Currently living in California, Jordan, 31, has always kept close to his hometown of Newark on the East Coast. In 2015, Jordan came home to host a special screening of Creed, his most famous film at the time. It was during this visit that Newark Mayor Ras Baraka presented him with the key to the city, a rare and special honor.

Jordan came back most recently to share his excitement about the Black Panther film, the highest grossing superhero movie of all time. At press time, the movie had over $1.25 billion in ticket sales. “To be able to come back to my hometown on this project means the world to me,” he relayed to some of the press on-hand for the screening, explaining that it was a big deal for him to share his career, passion, and love of filmmaking with his community.

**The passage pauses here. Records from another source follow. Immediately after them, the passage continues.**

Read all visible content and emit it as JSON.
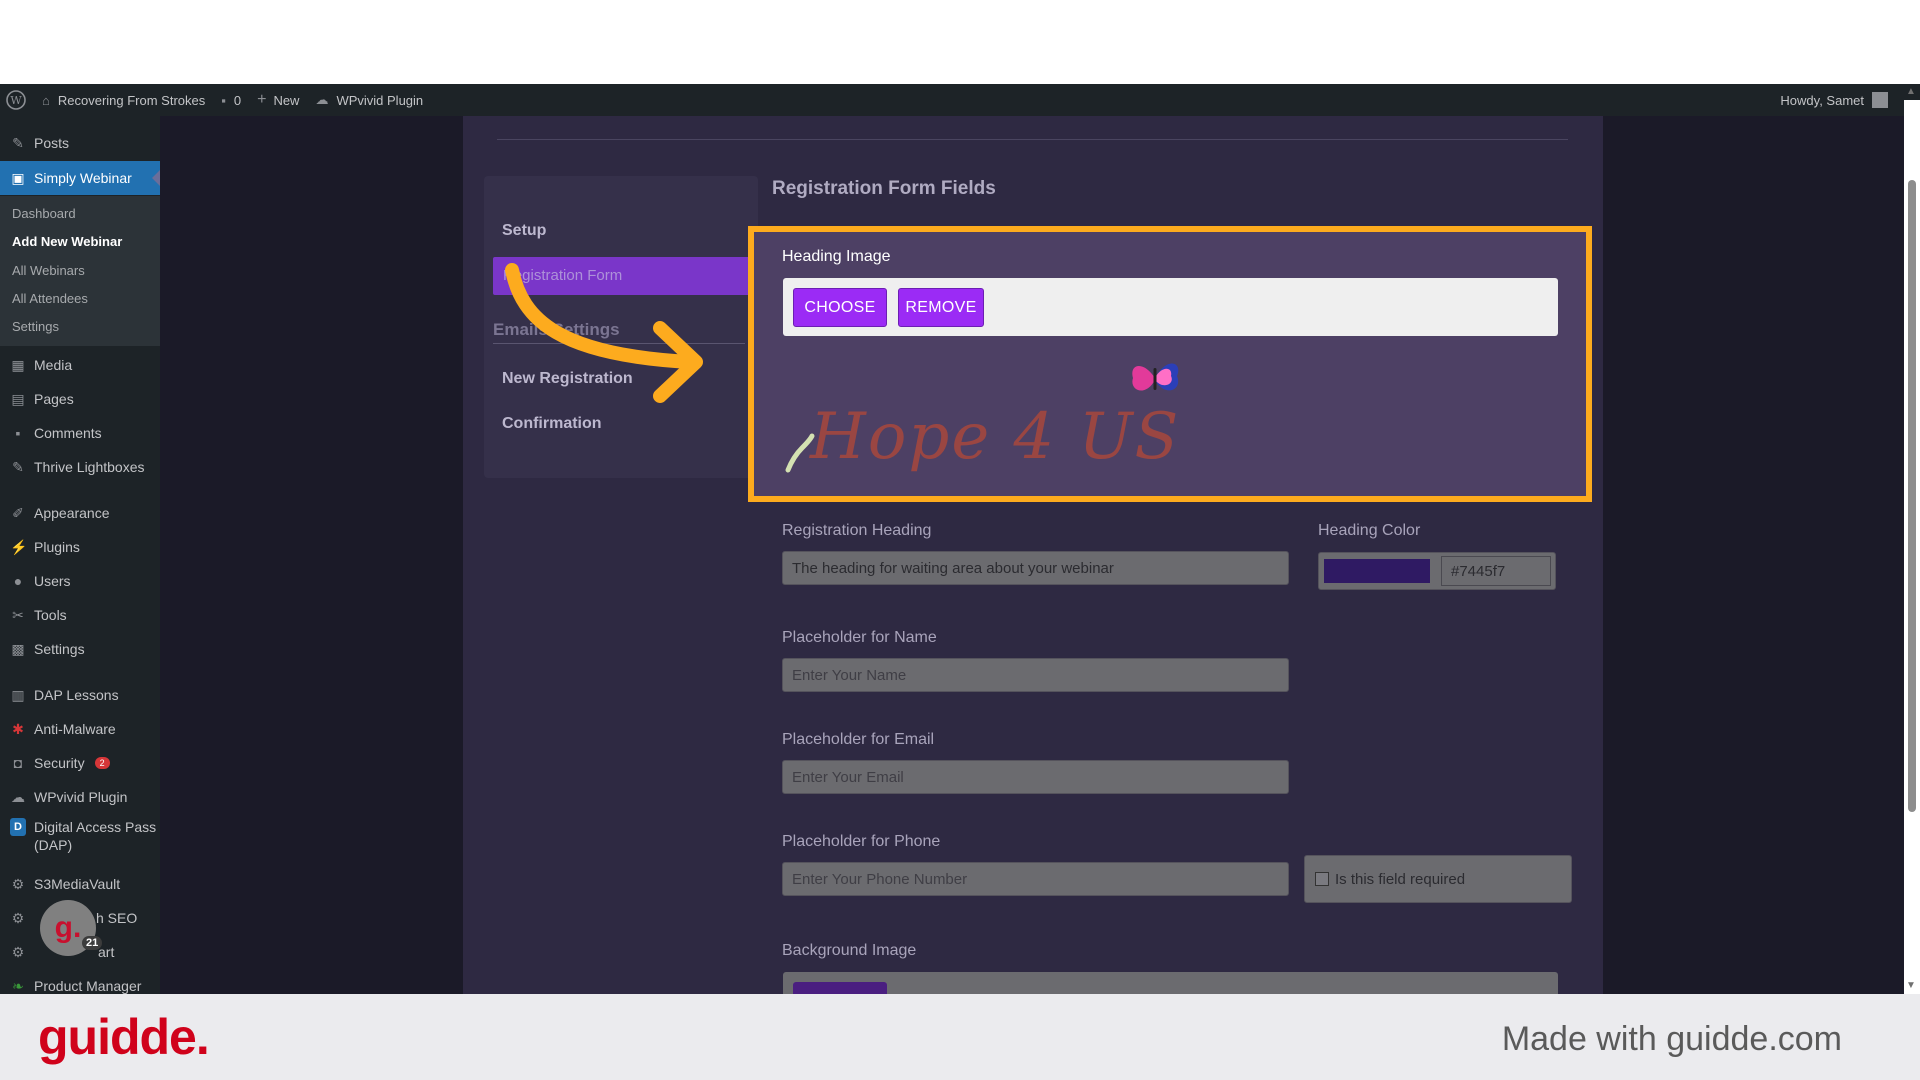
{
  "adminbar": {
    "site_name": "Recovering From Strokes",
    "comments_count": "0",
    "new_label": "New",
    "plugin_label": "WPvivid Plugin",
    "howdy": "Howdy, Samet"
  },
  "sidebar": {
    "items": [
      {
        "label": "Posts",
        "icon": "pushpin-icon"
      },
      {
        "label": "Simply Webinar",
        "icon": "webinar-icon"
      },
      {
        "label": "Media",
        "icon": "media-icon"
      },
      {
        "label": "Pages",
        "icon": "pages-icon"
      },
      {
        "label": "Comments",
        "icon": "comment-icon"
      },
      {
        "label": "Thrive Lightboxes",
        "icon": "pushpin-icon"
      },
      {
        "label": "Appearance",
        "icon": "brush-icon"
      },
      {
        "label": "Plugins",
        "icon": "plugin-icon"
      },
      {
        "label": "Users",
        "icon": "user-icon"
      },
      {
        "label": "Tools",
        "icon": "wrench-icon"
      },
      {
        "label": "Settings",
        "icon": "settings-icon"
      },
      {
        "label": "DAP Lessons",
        "icon": "book-icon"
      },
      {
        "label": "Anti-Malware",
        "icon": "shield-icon"
      },
      {
        "label": "Security",
        "icon": "lock-icon",
        "badge": "2"
      },
      {
        "label": "WPvivid Plugin",
        "icon": "cloud-icon"
      },
      {
        "label": "Digital Access Pass",
        "label2": "(DAP)",
        "icon": "dap-icon"
      },
      {
        "label": "S3MediaVault",
        "icon": "gear-icon"
      },
      {
        "label": "h SEO",
        "icon": "gear-icon"
      },
      {
        "label": "art",
        "icon": "gear-icon"
      },
      {
        "label": "Product Manager",
        "icon": "leaf-icon"
      }
    ],
    "submenu": [
      "Dashboard",
      "Add New Webinar",
      "All Webinars",
      "All Attendees",
      "Settings"
    ]
  },
  "settings_nav": {
    "setup": "Setup",
    "registration_form": "Registration Form",
    "emails_settings": "Emails Settings",
    "new_registration": "New Registration",
    "confirmation": "Confirmation"
  },
  "form": {
    "section_title": "Registration Form Fields",
    "heading_image_label": "Heading Image",
    "choose_label": "CHOOSE",
    "remove_label": "REMOVE",
    "heading_image_text": "Hope 4 US",
    "registration_heading_label": "Registration Heading",
    "registration_heading_value": "The heading for waiting area about your webinar",
    "heading_color_label": "Heading Color",
    "heading_color_value": "#7445f7",
    "name_label": "Placeholder for Name",
    "name_value": "Enter Your Name",
    "email_label": "Placeholder for Email",
    "email_value": "Enter Your Email",
    "phone_label": "Placeholder for Phone",
    "phone_value": "Enter Your Phone Number",
    "required_label": "Is this field required",
    "background_image_label": "Background Image"
  },
  "guidde": {
    "badge_letter": "g.",
    "badge_count": "21",
    "logo": "guidde.",
    "made_with": "Made with guidde.com"
  },
  "colors": {
    "highlight": "#fdab1e",
    "button_purple": "#9b2bf5",
    "wp_active": "#2271b1",
    "guidde_red": "#d0021b"
  }
}
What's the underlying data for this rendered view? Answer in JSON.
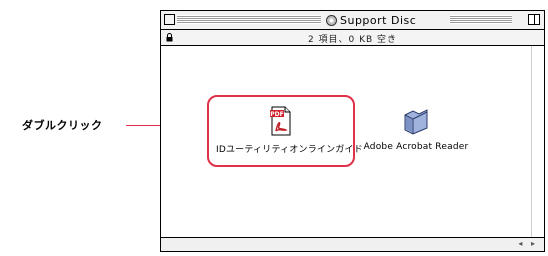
{
  "annotation": {
    "label": "ダブルクリック"
  },
  "window": {
    "title": "Support Disc",
    "info": "2 項目、0 KB 空き"
  },
  "items": [
    {
      "label": "IDユーティリティオンラインガイド",
      "icon": "pdf-document-icon"
    },
    {
      "label": "Adobe Acrobat Reader",
      "icon": "folder-icon"
    }
  ],
  "scroll": {
    "arrows": "◂ ▸"
  },
  "colors": {
    "highlight": "#e0304a",
    "pdf_badge": "#d0202a",
    "folder": "#9fb3dc"
  }
}
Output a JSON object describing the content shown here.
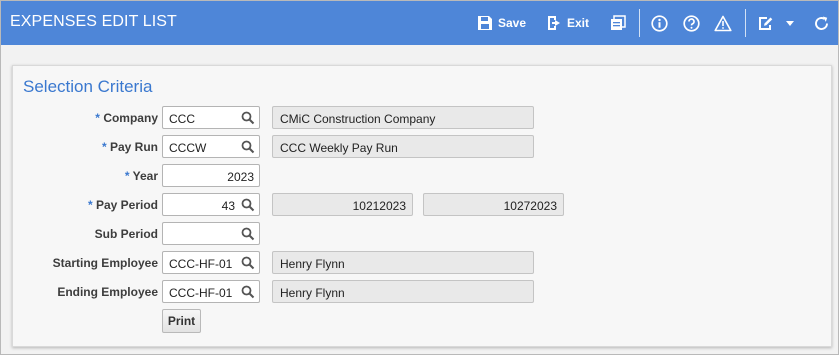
{
  "app": {
    "title": "EXPENSES EDIT LIST"
  },
  "toolbar": {
    "save_label": "Save",
    "exit_label": "Exit",
    "icons": [
      "save-icon",
      "exit-icon",
      "report-icon",
      "info-icon",
      "help-icon",
      "warning-icon",
      "edit-icon",
      "dropdown-arrow-icon",
      "refresh-icon"
    ]
  },
  "section": {
    "title": "Selection Criteria"
  },
  "form": {
    "required_marker": "*",
    "company": {
      "label": "Company",
      "value": "CCC",
      "description": "CMiC Construction Company",
      "required": true
    },
    "pay_run": {
      "label": "Pay Run",
      "value": "CCCW",
      "description": "CCC Weekly Pay Run",
      "required": true
    },
    "year": {
      "label": "Year",
      "value": "2023",
      "required": true
    },
    "pay_period": {
      "label": "Pay Period",
      "value": "43",
      "start_date": "10212023",
      "end_date": "10272023",
      "required": true
    },
    "sub_period": {
      "label": "Sub Period",
      "value": "",
      "required": false
    },
    "starting_employee": {
      "label": "Starting Employee",
      "value": "CCC-HF-01",
      "description": "Henry Flynn",
      "required": false
    },
    "ending_employee": {
      "label": "Ending Employee",
      "value": "CCC-HF-01",
      "description": "Henry Flynn",
      "required": false
    }
  },
  "actions": {
    "print_label": "Print"
  },
  "colors": {
    "header": "#4e86d8",
    "accent": "#3a78cf"
  }
}
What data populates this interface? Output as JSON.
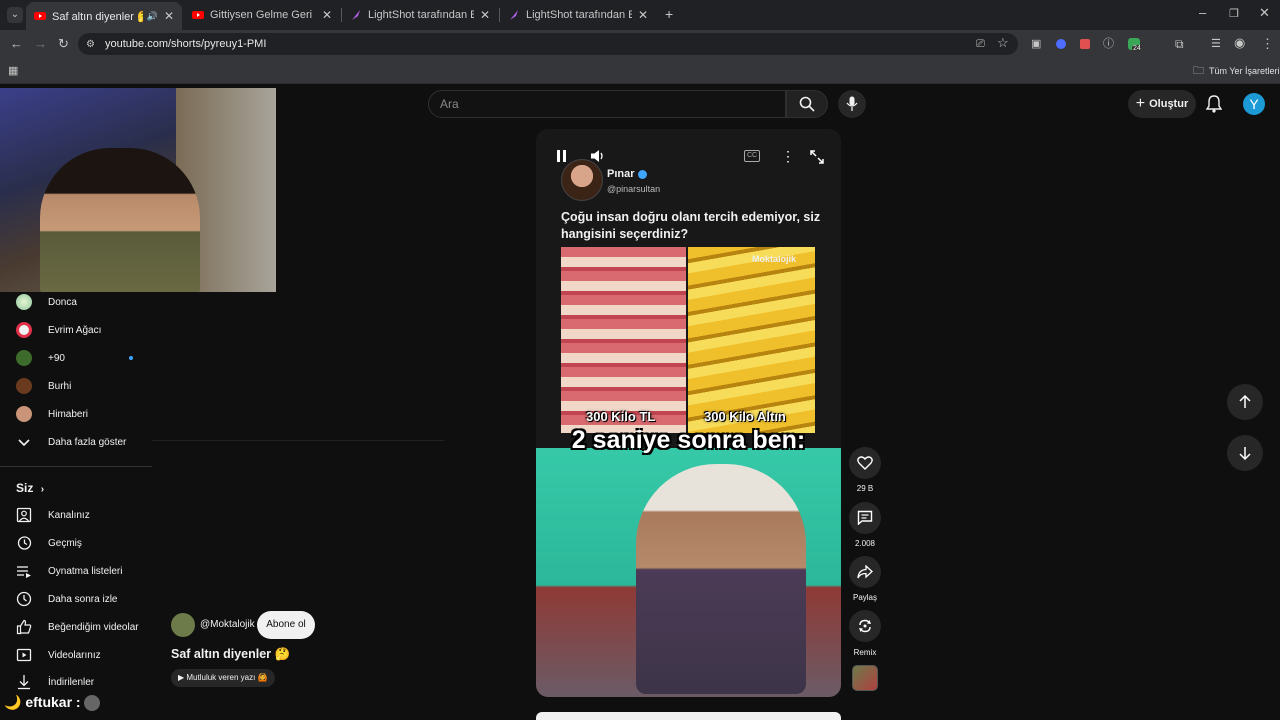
{
  "browser": {
    "tabs": [
      {
        "title": "Saf altın diyenler 🤔 - YouTube",
        "icon": "youtube-icon",
        "active": true
      },
      {
        "title": "Gittiysen Gelme Geri Kedi Versiy",
        "icon": "youtube-icon",
        "active": false
      },
      {
        "title": "LightShot tarafından Ekran Görün",
        "icon": "feather-icon",
        "active": false
      },
      {
        "title": "LightShot tarafından Ekran Görün",
        "icon": "feather-icon",
        "active": false
      }
    ],
    "url": "youtube.com/shorts/pyreuy1-PMI",
    "bookmarks_label": "Tüm Yer İşaretleri",
    "extension_badge": "24"
  },
  "header": {
    "search_placeholder": "Ara",
    "create_label": "Oluştur",
    "avatar_letter": "Y"
  },
  "sidebar": {
    "subscriptions": [
      {
        "label": "Donca"
      },
      {
        "label": "Evrim Ağacı"
      },
      {
        "label": "+90"
      },
      {
        "label": "Burhi"
      },
      {
        "label": "Himaberi"
      }
    ],
    "show_more": "Daha fazla göster",
    "you_heading": "Siz",
    "you_items": [
      {
        "label": "Kanalınız",
        "icon": "channel-icon"
      },
      {
        "label": "Geçmiş",
        "icon": "history-icon"
      },
      {
        "label": "Oynatma listeleri",
        "icon": "playlist-icon"
      },
      {
        "label": "Daha sonra izle",
        "icon": "clock-icon"
      },
      {
        "label": "Beğendiğim videolar",
        "icon": "thumbs-up-icon"
      },
      {
        "label": "Videolarınız",
        "icon": "video-icon"
      },
      {
        "label": "İndirilenler",
        "icon": "download-icon"
      }
    ]
  },
  "short": {
    "author_name": "Pınar",
    "author_handle": "@pinarsultan",
    "question": "Çoğu insan doğru olanı tercih edemiyor, siz hangisini seçerdiniz?",
    "watermark": "Moktalojik",
    "caption_left": "300 Kilo TL",
    "caption_right": "300 Kilo Altın",
    "big_caption": "2 saniye sonra ben:",
    "channel": "@Moktalojik",
    "subscribe_label": "Abone ol",
    "title": "Saf altın diyenler 🤔",
    "music": "Mutluluk veren yazı 🙆"
  },
  "actions": {
    "likes": "29 B",
    "comments": "2.008",
    "share": "Paylaş",
    "remix": "Remix"
  },
  "chat": {
    "line": "eftukar :"
  }
}
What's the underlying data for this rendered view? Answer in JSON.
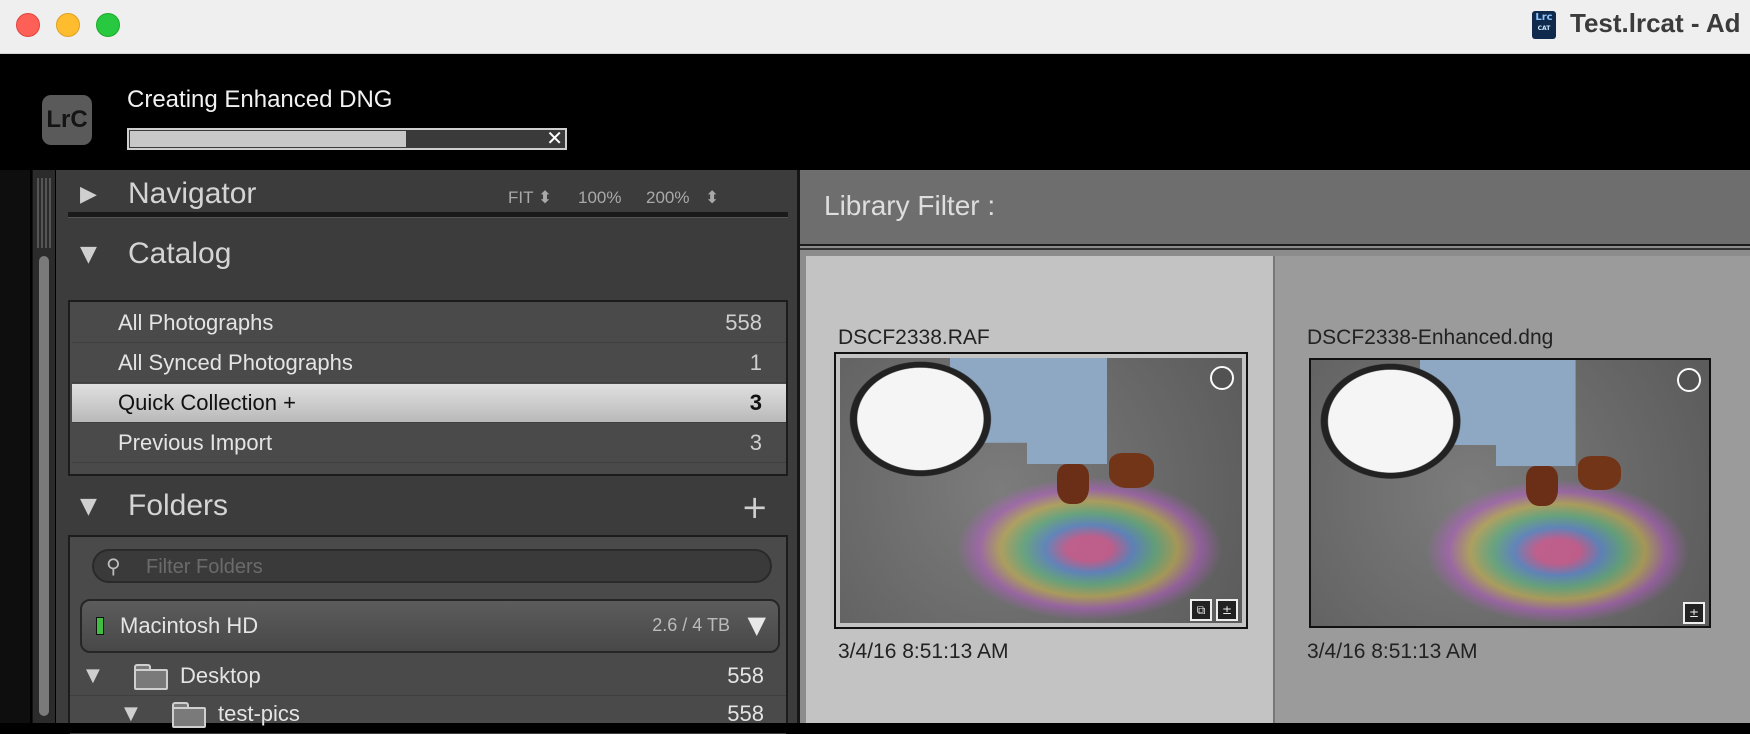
{
  "window": {
    "title": "Test.lrcat - Ad",
    "doc_icon": {
      "line1": "Lrc",
      "line2": "CAT"
    }
  },
  "identity": {
    "logo_text": "LrC",
    "progress": {
      "label": "Creating Enhanced DNG",
      "fraction": 0.68,
      "cancel_glyph": "✕"
    }
  },
  "navigator": {
    "title": "Navigator",
    "triangle": "▶",
    "zoom": {
      "fit": "FIT ⬍",
      "z100": "100%",
      "z200": "200%",
      "more": "⬍"
    }
  },
  "catalog": {
    "title": "Catalog",
    "triangle": "▼",
    "items": [
      {
        "label": "All Photographs",
        "count": "558"
      },
      {
        "label": "All Synced Photographs",
        "count": "1"
      },
      {
        "label": "Quick Collection  +",
        "count": "3",
        "selected": true
      },
      {
        "label": "Previous Import",
        "count": "3"
      }
    ]
  },
  "folders": {
    "title": "Folders",
    "triangle": "▼",
    "add_glyph": "+",
    "filter_placeholder": "Filter Folders",
    "search_glyph": "⚲",
    "volume": {
      "name": "Macintosh HD",
      "size": "2.6 / 4 TB",
      "menu_glyph": "▼"
    },
    "rows": [
      {
        "label": "Desktop",
        "count": "558",
        "triangle": "▼"
      },
      {
        "label": "test-pics",
        "count": "558",
        "triangle": "▼"
      }
    ]
  },
  "library": {
    "filter_label": "Library Filter :",
    "photos": [
      {
        "filename": "DSCF2338.RAF",
        "date": "3/4/16 8:51:13 AM",
        "badges": [
          "⧉",
          "±"
        ]
      },
      {
        "filename": "DSCF2338-Enhanced.dng",
        "date": "3/4/16 8:51:13 AM",
        "badges": [
          "±"
        ]
      }
    ]
  },
  "colors": {
    "progress_fill": "#c8c8c8",
    "selected_row": "#d0d0d0",
    "volume_indicator": "#3fbf3f"
  }
}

“I know how tough Newark is,” he continued. “I know what it’s like to feel trapped, like you don’t have many options or  opportunities. Hopefully, this movie will give [the community] a little inspiration, a little motivation, and help drive their ambition to get beyond these city walls.”

Having gotten an early start on his acting career in television, Jordan’s first substantial movie role was in the 2001 sports drama Hardball. He stayed visible on the big and small screens for the next several years, including a season on acclaimed HBO drama The Wire and the TV series Friday Night Lights.

After appearing in Red Tails (2012), a film about the Tuskegee Airmen, Jordan worked with Black Panther director Ryan Coogler for the first time in Fruitvale Station (2013), a film about the controversial police shooting of Oscar Grant. Jordan would go on to appear in a couple of other films, including Fantastic Four (2015), before landing what is considered his breakout role as Adonis Creed in Creed (2015), the last of the Rocky films, also directed by Coogler.

Now a bona fide “A-list” star, Jordan is being courted by Hollywood heavy hitters and international brands looking to have his face associated with their products. But while Jordan is enjoying his time in the spotlight, he remains humble and grateful and with a heart for giving back. And Newark is always happy to return the love.